I don’t know instead the answer to your further questions.
Best wishes,
Andrea
Hi @Jonathan_Kim1,
Thank you for the clarification!
As far as I know there haven’t been any updates to the quantum embedding & metric learning demo code (which was removed a few years ago).
Thank you @andreamari for the explanation here!
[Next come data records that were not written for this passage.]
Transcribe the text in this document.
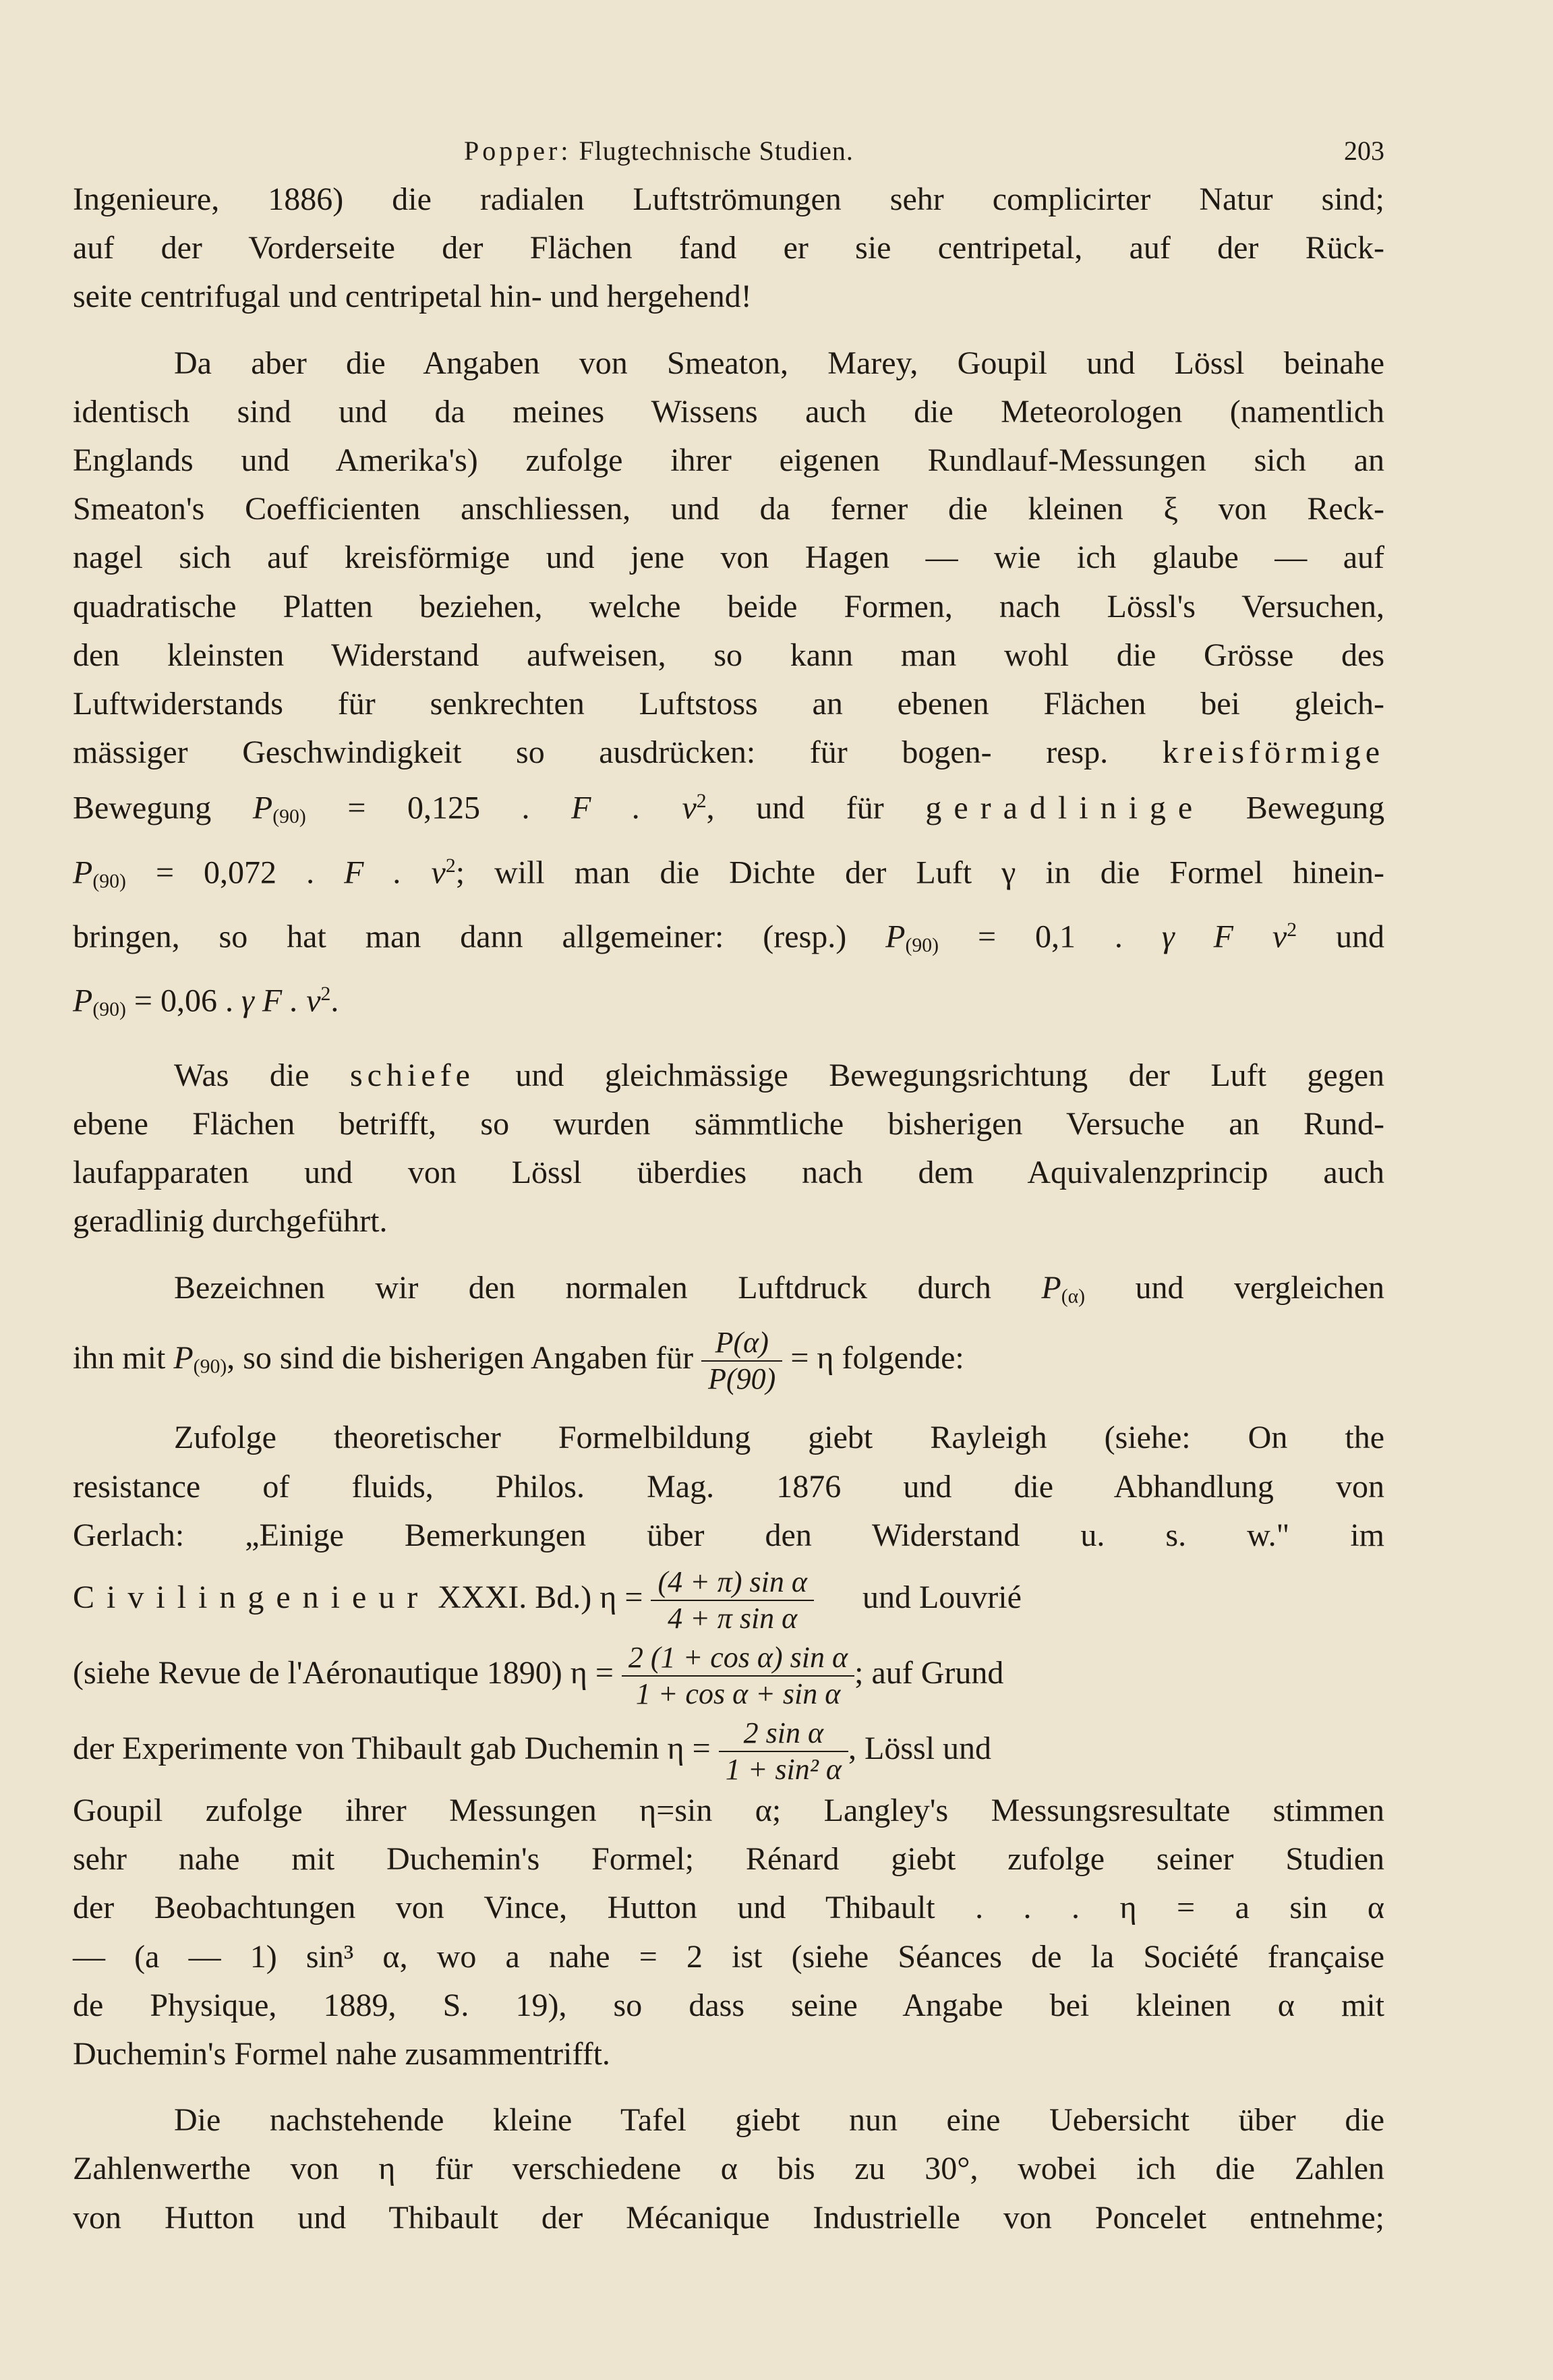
Popper: Flugtechnische Studien.	203
Ingenieure, 1886) die radialen Luftströmungen sehr complicirter Natur sind;
auf der Vorderseite der Flächen fand er sie centripetal, auf der Rück-
seite centrifugal und centripetal hin- und hergehend!
Da aber die Angaben von Smeaton, Marey, Goupil und Lössl beinahe
identisch sind und da meines Wissens auch die Meteorologen (namentlich
Englands und Amerika's) zufolge ihrer eigenen Rundlauf-Messungen sich an
Smeaton's Coefficienten anschliessen, und da ferner die kleinen ξ von Reck-
nagel sich auf kreisförmige und jene von Hagen — wie ich glaube — auf
quadratische Platten beziehen, welche beide Formen, nach Lössl's Versuchen,
den kleinsten Widerstand aufweisen, so kann man wohl die Grösse des
Luftwiderstands für senkrechten Luftstoss an ebenen Flächen bei gleich-
mässiger Geschwindigkeit so ausdrücken: für bogen- resp. kreisförmige
Bewegung $P_{(90)} = 0,125$ . F . $v^2$, und für geradlinige Bewegung
$P_{(90)} = 0,072$ . F . $v^2$; will man die Dichte der Luft γ in die Formel hinein-
bringen, so hat man dann allgemeiner: (resp.) $P_{(90)} = 0,1$ . γ F $v^2$ und
$P_{(90)} = 0,06$ . γ F . $v^2$.
Was die schiefe und gleichmässige Bewegungsrichtung der Luft gegen
ebene Flächen betrifft, so wurden sämmtliche bisherigen Versuche an Rund-
laufapparaten und von Lössl überdies nach dem Aquivalenzprincip auch
geradlinig durchgeführt.
Bezeichnen wir den normalen Luftdruck durch $P_{(\alpha)}$ und vergleichen
ihn mit $P_{(90)}$, so sind die bisherigen Angaben für $\frac{P(\alpha)}{P(90)} = \eta$ folgende:
Zufolge theoretischer Formelbildung giebt Rayleigh (siehe: On the
resistance of fluids, Philos. Mag. 1876 und die Abhandlung von
Gerlach: „Einige Bemerkungen über den Widerstand u. s. w." im
Civilingenieur XXXI. Bd.) $\eta = \frac{\text{(4 + π) sin α}}{\text{4 + π sin α}}$ und Louvrié
(siehe Revue de l'Aéronautique 1890) $\eta = \frac{\text{2 (1 + cos α) sin α}}{\text{1 + cos α + sin α}}$ ; auf Grund
der Experimente von Thibault gab Duchemin $\eta = \frac{\text{2 sin α}}{\text{1 + sin² α}}$ , Lössl und
Goupil zufolge ihrer Messungen η=sin α; Langley's Messungsresultate stimmen
sehr nahe mit Duchemin's Formel; Rénard giebt zufolge seiner Studien
der Beobachtungen von Vince, Hutton und Thibault . . . η = a sin α
— (a — 1) sin³ α, wo a nahe = 2 ist (siehe Séances de la Société française
de Physique, 1889, S. 19), so dass seine Angabe bei kleinen α mit
Duchemin's Formel nahe zusammentrifft.
Die nachstehende kleine Tafel giebt nun eine Uebersicht über die
Zahlenwerthe von η für verschiedene α bis zu 30°, wobei ich die Zahlen
von Hutton und Thibault der Mécanique Industrielle von Poncelet entnehme;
Having looked into the problem further I’m pretty certain that the issue is associated with the aforementioned UserWarning: Attempted to differentiate a function with no trainable parameters. If this is unintended, please add trainable parameters via the ‘requires_grad’ attribute or ‘argnum’ keyword. error. The parameters are not changing at all between each iteration step. The associated part of the code is as below:
# generate initial parameters for circuit
init_pars_quantum = np.random.normal(loc=0, scale=0.1, size=(4, 3))
# generate initial parameters for linear layer
init_pars_classical = np.random.normal(loc=0, scale=0.1, size=(2, 512))
init_pars = [init_pars_classical, init_pars_quantum]
optimizer = qml.RMSPropOptimizer(stepsize=0.01)
batch_size = 5
pars = init_pars
selectA = np.random.choice(range(len(A)), size=(batch_size,), replace=True)
selectB = np.random.choice(range(len(B)), size=(batch_size,), replace=True)
A_batch = [A[s] for s in selectA]
B_batch = [B[s] for s in selectB]
for i in range(100):
# Sample a batch of training inputs from each class
selectA = np.random.choice(range(len(A)), size=(batch_size,), replace=True)
selectB = np.random.choice(range(len(B)), size=(batch_size,), replace=True)
A_batch = [A[s] for s in selectA]
B_batch = [B[s] for s in selectB]
print(selectA)
print(selectB)
print(A_batch[0][0])
print(B_batch[0][0])
# Walk one optimization step
pars = optimizer.step(lambda w: cost(w, A=A_batch, B=B_batch), pars)
print(pars)
print("Step", i, "done.")
# Print the validation cost every 5 steps
if i % 5 == 0 and i != 0:
cst = cost(pars, A=A_val[:20], B=B_val[:20])
print("Cost on validation set {:2f}".format(cst))
Specifically, the line causing the warning message is:
pars = optimizer.step(lambda w: cost(w, A=A_batch, B=B_batch), pars)
The warning message is mentioned within here, but I’m not really sure how to approach it.
Hi @Jonathan_Kim1,
What this warning means is that pars is never set as trainable. You could try defining pars = np.array(init_pars,requires_grad=True), although I’m not sure if this will fix all of your problems.
Please let me know if this does help! Otherwise please make sure to share the full code so that I can try to replicate the issue.